I had previously devoted much attention to the pure colours of refracted light, the greatest possible intensity of colour attainable by mixing paint. It was exploring their patterns that I noticed the vision behind the eyelid, which has ever since been one of my most intensive experiences of colour. It is actually always different, depending on what evokes it from the sight without. But it changes even after I close my eyes, keeps moving in two senses as well: it floats upwards slowly, and its colours transform. Which means a moving medium is required for its representation, not in the least because light-colours belong to a colour scale that’s different from what we perceive in nature and what can be mixed from pigments. Its closest relatives are the bright light-colours of sun-lit stained-glass windows and those on a computer screen. Afterimages are moving, swarming, floating, luminous, active processes. All of which is at the same time reality that exists. It is uncertain whether it can be grasped, objectified.

I find painting afterimages, just as modelling processes of the brain with computers, exciting because it is probably a sensual experience everyone’s familiar with. The same way as we sometimes “see stars” when knocked on the head (which stars I incidentally think are cobalt blue), or as our ear “rings” every now and then. At the same time, it would be difficult to prove whether we see things the same way, just as it is hard to ascertain what the differences are and what causes them.

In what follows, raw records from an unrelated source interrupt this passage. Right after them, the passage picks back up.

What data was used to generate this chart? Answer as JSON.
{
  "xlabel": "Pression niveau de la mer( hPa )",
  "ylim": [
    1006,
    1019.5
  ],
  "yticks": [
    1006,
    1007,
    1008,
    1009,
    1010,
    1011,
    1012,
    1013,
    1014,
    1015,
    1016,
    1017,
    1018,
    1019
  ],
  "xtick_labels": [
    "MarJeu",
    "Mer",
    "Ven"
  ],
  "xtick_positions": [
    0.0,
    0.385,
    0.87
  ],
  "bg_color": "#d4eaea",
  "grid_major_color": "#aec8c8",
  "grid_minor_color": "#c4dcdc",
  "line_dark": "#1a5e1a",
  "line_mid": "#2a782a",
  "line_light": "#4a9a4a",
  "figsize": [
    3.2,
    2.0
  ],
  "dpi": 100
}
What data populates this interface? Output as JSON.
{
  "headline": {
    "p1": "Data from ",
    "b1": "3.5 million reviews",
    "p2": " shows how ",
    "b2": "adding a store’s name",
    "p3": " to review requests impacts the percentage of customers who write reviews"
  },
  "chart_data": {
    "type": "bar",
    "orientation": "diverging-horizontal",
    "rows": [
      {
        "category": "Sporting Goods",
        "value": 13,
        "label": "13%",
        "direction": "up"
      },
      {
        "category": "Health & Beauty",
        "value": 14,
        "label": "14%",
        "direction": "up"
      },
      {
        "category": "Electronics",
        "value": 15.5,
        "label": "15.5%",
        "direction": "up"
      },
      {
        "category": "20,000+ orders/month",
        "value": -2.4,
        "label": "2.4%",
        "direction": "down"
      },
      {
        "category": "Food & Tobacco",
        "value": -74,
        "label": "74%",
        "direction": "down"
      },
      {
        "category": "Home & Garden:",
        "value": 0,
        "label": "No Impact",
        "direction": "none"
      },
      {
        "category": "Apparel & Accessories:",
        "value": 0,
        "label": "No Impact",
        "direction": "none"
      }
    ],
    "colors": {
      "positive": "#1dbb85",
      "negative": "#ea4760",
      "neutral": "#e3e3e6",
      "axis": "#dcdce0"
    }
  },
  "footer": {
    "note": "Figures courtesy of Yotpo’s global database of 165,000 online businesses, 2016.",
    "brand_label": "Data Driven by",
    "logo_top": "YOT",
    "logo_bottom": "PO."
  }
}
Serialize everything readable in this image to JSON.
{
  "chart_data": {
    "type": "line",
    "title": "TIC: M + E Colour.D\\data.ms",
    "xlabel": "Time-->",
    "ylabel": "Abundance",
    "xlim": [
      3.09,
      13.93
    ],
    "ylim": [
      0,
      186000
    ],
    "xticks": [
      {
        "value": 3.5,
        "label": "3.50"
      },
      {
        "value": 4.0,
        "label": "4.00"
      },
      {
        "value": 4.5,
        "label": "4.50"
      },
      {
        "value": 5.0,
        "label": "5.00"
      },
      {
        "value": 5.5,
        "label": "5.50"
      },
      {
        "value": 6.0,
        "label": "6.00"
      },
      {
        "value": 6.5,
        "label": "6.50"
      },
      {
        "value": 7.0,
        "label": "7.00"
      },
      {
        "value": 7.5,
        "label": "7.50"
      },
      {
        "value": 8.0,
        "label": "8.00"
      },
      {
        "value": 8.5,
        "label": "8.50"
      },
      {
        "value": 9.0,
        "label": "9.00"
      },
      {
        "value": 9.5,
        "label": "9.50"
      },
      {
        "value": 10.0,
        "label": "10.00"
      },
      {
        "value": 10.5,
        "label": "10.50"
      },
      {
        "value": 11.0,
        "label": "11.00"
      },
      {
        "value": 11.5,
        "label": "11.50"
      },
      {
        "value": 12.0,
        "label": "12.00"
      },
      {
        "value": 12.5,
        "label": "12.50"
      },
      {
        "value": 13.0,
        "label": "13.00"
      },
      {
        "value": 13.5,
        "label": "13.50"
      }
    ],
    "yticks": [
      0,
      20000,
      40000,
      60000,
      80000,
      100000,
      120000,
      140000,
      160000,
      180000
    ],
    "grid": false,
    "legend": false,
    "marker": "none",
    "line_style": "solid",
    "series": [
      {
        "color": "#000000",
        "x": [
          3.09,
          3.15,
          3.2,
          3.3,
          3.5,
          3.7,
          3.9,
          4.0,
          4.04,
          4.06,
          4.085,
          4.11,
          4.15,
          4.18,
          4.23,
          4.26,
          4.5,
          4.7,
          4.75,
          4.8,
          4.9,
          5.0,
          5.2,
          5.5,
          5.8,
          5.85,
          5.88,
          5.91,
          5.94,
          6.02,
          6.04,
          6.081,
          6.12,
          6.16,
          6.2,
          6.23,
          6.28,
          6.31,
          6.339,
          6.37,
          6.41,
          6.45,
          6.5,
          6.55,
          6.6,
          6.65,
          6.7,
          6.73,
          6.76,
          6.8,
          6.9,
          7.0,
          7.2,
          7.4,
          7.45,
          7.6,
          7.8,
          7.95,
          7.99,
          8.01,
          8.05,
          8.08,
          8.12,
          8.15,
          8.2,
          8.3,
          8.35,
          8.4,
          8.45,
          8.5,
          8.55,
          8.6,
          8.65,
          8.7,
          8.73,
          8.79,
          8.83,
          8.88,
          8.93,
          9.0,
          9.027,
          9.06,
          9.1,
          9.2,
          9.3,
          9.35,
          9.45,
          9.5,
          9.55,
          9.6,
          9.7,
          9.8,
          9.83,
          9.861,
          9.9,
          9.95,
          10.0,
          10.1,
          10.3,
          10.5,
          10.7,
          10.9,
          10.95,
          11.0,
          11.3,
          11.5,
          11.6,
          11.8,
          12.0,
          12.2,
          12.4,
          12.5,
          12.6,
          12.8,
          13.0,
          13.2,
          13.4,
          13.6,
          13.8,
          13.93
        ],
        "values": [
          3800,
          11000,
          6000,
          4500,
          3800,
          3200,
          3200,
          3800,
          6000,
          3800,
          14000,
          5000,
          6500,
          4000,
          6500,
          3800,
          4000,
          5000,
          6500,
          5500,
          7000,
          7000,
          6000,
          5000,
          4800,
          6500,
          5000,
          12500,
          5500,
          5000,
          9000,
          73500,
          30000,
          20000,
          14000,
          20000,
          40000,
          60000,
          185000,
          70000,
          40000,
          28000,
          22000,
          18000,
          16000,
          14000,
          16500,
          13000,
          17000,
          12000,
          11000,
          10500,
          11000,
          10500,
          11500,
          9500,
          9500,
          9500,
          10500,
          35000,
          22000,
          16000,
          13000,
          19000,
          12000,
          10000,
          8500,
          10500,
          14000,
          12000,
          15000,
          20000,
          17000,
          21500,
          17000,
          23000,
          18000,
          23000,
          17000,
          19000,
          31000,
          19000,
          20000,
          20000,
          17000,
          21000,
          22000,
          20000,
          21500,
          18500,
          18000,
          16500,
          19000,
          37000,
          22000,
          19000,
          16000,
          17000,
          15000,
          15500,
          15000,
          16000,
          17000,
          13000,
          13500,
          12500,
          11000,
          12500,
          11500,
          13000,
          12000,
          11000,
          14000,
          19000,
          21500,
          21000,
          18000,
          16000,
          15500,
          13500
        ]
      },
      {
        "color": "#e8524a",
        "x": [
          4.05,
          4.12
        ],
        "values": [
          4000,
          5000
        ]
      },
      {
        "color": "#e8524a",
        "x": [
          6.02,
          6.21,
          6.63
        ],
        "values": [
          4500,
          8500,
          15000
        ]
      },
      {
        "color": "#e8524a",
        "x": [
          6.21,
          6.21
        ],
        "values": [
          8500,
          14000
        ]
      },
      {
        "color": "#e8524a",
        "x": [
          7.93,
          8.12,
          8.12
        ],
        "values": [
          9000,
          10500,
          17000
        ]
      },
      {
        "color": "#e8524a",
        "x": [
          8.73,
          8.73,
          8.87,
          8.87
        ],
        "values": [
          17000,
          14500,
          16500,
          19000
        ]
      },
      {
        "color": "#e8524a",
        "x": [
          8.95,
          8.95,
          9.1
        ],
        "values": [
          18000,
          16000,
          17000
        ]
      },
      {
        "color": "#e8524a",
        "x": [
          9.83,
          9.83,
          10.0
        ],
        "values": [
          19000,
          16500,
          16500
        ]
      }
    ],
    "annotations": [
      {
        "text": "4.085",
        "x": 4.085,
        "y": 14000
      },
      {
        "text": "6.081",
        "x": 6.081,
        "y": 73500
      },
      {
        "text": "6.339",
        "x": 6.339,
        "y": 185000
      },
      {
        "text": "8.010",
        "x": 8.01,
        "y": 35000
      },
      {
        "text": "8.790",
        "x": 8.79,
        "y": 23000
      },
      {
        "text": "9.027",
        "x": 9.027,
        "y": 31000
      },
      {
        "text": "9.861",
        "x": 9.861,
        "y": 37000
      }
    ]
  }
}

What I’m intrigued by is the possibility of connecting the IMAGE and the AFTERIMAGE, as it dissolves the importance of the “theme”: anything can be the subject of inquiry, the human body, an object, a detail of a landscape, etc. The subject and boiling point of the observation and the inquiry is the question: is it possible to give a valid representation to highly intensive inner and outer visual processes by the combined means of painting and computing technology?